As a graduate of “Booker T.,” I like to claim that my academic high school experience was more challenging than my college education. Although I spent hours reviewing notes, preparing for presentations and leading student groups at my collegiate alma mater, I spent (what seemed to be) more oil lamp hours at Booker T. working toward excellent grades and participating in extracurricular activities so I could be prepared for university life.

And I was more than prepared, as were most of my former classmates. Education is key to a successful future, and students who are selected to attend Booker T. know they must make a silent promise to themselves and to the school that they will give their all.

Booker T. graduates can attribute many of their academic high school and post-high school successes to the school’s faculty. Because of small class sizes, teachers and students can form close relationships, and teachers exude their passion for the classroom onto their curious students, who hunger to learn more, even as they enroll as college freshmen. While Booker T. students receive all the national attention for their academic performances, it’s the faculty who lead them to that level of accomplishment.

Besides a dedicated faculty, Booker T. requires a strong administrative leader to keep producing top students. Its principal must understand the community of people who populate Booker T., and it’s pivotal that the principal reaches out to the school’s diverse communities — whether it’s the academic, athletic, black or white community — to maintain the school’s integrity.

Perhaps Booker T.’s greatest achievement, besides its academic accolades and athletic titles, is its ability to integrate its students no matter their culture, race or social affiliations. Students from different backgrounds are teammates in sports, partners in chemistry labs, leaders of clubs and, most importantly, they are friends.

Despite attending a state university and serving an internship that took me to the melting pot of the United States, New York City, I experienced more culture in the Booker T. classroom and at school dances, football games, art shows, Key Club meetings and assemblies.
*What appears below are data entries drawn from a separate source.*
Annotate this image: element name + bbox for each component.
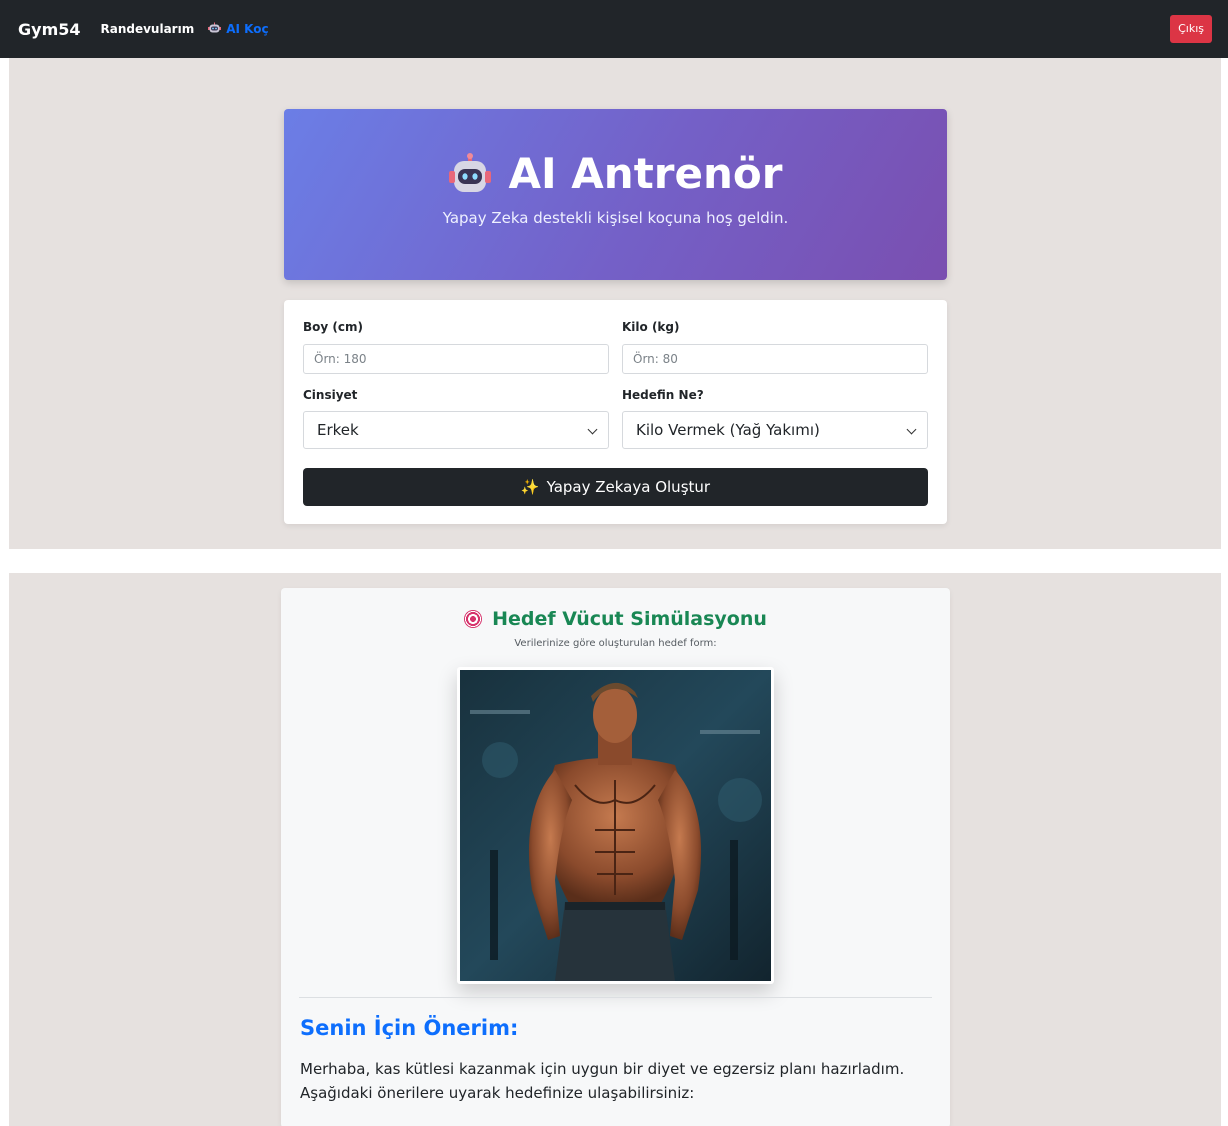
result-title-row: Hedef Vücut Simülasyonu bbox=[281, 608, 950, 630]
goal-select[interactable]: Kilo Vermek (Yağ Yakımı) bbox=[622, 411, 928, 449]
height-placeholder: Örn: 180 bbox=[314, 352, 367, 366]
nav-link-appointments[interactable]: Randevularım bbox=[101, 22, 195, 36]
result-card: Hedef Vücut Simülasyonu Verilerinize gör… bbox=[281, 588, 950, 1126]
weight-label: Kilo (kg) bbox=[622, 320, 680, 334]
height-input[interactable]: Örn: 180 bbox=[303, 344, 609, 374]
athlete-illustration bbox=[460, 670, 771, 981]
weight-input[interactable]: Örn: 80 bbox=[622, 344, 928, 374]
height-label: Boy (cm) bbox=[303, 320, 363, 334]
coach-form: Boy (cm) Örn: 180 Kilo (kg) Örn: 80 Cins… bbox=[284, 300, 947, 524]
navbar: Gym54 Randevularım AI Koç Çıkış bbox=[0, 0, 1228, 58]
logout-button[interactable]: Çıkış bbox=[1170, 15, 1212, 43]
weight-placeholder: Örn: 80 bbox=[633, 352, 678, 366]
goal-selected-value: Kilo Vermek (Yağ Yakımı) bbox=[636, 421, 820, 439]
hero-banner: AI Antrenör Yapay Zeka destekli kişisel … bbox=[284, 109, 947, 280]
gender-select[interactable]: Erkek bbox=[303, 411, 609, 449]
robot-icon bbox=[208, 22, 222, 37]
robot-icon bbox=[448, 152, 491, 195]
result-section: Hedef Vücut Simülasyonu Verilerinize gör… bbox=[9, 573, 1221, 1126]
divider bbox=[299, 997, 932, 998]
result-title: Hedef Vücut Simülasyonu bbox=[492, 608, 767, 630]
nav-link-ai-coach[interactable]: AI Koç bbox=[208, 22, 269, 37]
gender-label: Cinsiyet bbox=[303, 388, 358, 402]
generate-button-label: Yapay Zekaya Oluştur bbox=[546, 478, 711, 496]
generate-button[interactable]: ✨ Yapay Zekaya Oluştur bbox=[303, 468, 928, 506]
chevron-down-icon bbox=[906, 424, 917, 435]
nav-link-label: AI Koç bbox=[226, 22, 269, 36]
brand-logo[interactable]: Gym54 bbox=[18, 20, 81, 39]
hero-subtitle: Yapay Zeka destekli kişisel koçuna hoş g… bbox=[442, 209, 789, 227]
recommendation-title: Senin İçin Önerim: bbox=[300, 1016, 519, 1040]
target-icon bbox=[464, 610, 483, 628]
goal-label: Hedefin Ne? bbox=[622, 388, 704, 402]
sparkles-icon: ✨ bbox=[520, 478, 540, 496]
nav-link-label: Randevularım bbox=[100, 22, 195, 36]
recommendation-text: Merhaba, kas kütlesi kazanmak için uygun… bbox=[300, 1060, 905, 1102]
gender-selected-value: Erkek bbox=[317, 421, 359, 439]
hero-title: AI Antrenör bbox=[508, 149, 783, 198]
chevron-down-icon bbox=[587, 424, 598, 435]
hero-title-row: AI Antrenör bbox=[284, 149, 947, 198]
generator-section: AI Antrenör Yapay Zeka destekli kişisel … bbox=[9, 58, 1221, 549]
result-subtitle: Verilerinize göre oluşturulan hedef form… bbox=[514, 638, 717, 649]
target-body-image bbox=[457, 667, 774, 984]
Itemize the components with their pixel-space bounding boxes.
When I did attend college, I felt as if I had taken a step back from my world of cultural assimilation and acceptance. For the first time in seven years (I also attended Booker T.’s feeder middle school, Carver), I noticed color — or the lack thereof — in my classrooms and social settings. It was a reverse culture shock. 

But just like any other school, Booker T. isn’t perfect. Although there is a social comfort amongst the students, they tend to gravitate toward students who are of their own race. This is not to be confused with racism; it just so happens they are closer friends with those who share cultural similarities.

During my time at Booker T., the topic of “race” came up only among the parents. Not all students who lived south of 15th Street were allowed by their parents to “cross the railroad tracks” for sporting events after dark. Some black parents saw white students imposing on their neighborhood school. And both races sometimes felt difficulty connecting with adults (never students) of the opposite race because of previous decades of strained relationships in Tulsa. If parents followed the students’ examples, Booker T. truly would be close to the perfected, integrated institution that school officials anticipated almost four decades ago.

I look forward to watching more Hornets graduate, including my sister, who follows her three older siblings. Although the old Booker T. building is no longer abuzz with eager minds, the new building assures the school’s presence is here to stay for many more classes to come. With every graduating senior class and every incoming freshman class, there is a greater promise of achievement and appreciation of a colorful, multicultural world — a world that is a reality at Booker T. Washington High School.

If the world were in Booker T.’s classroom, we would certainly be a more accepting and respectful community.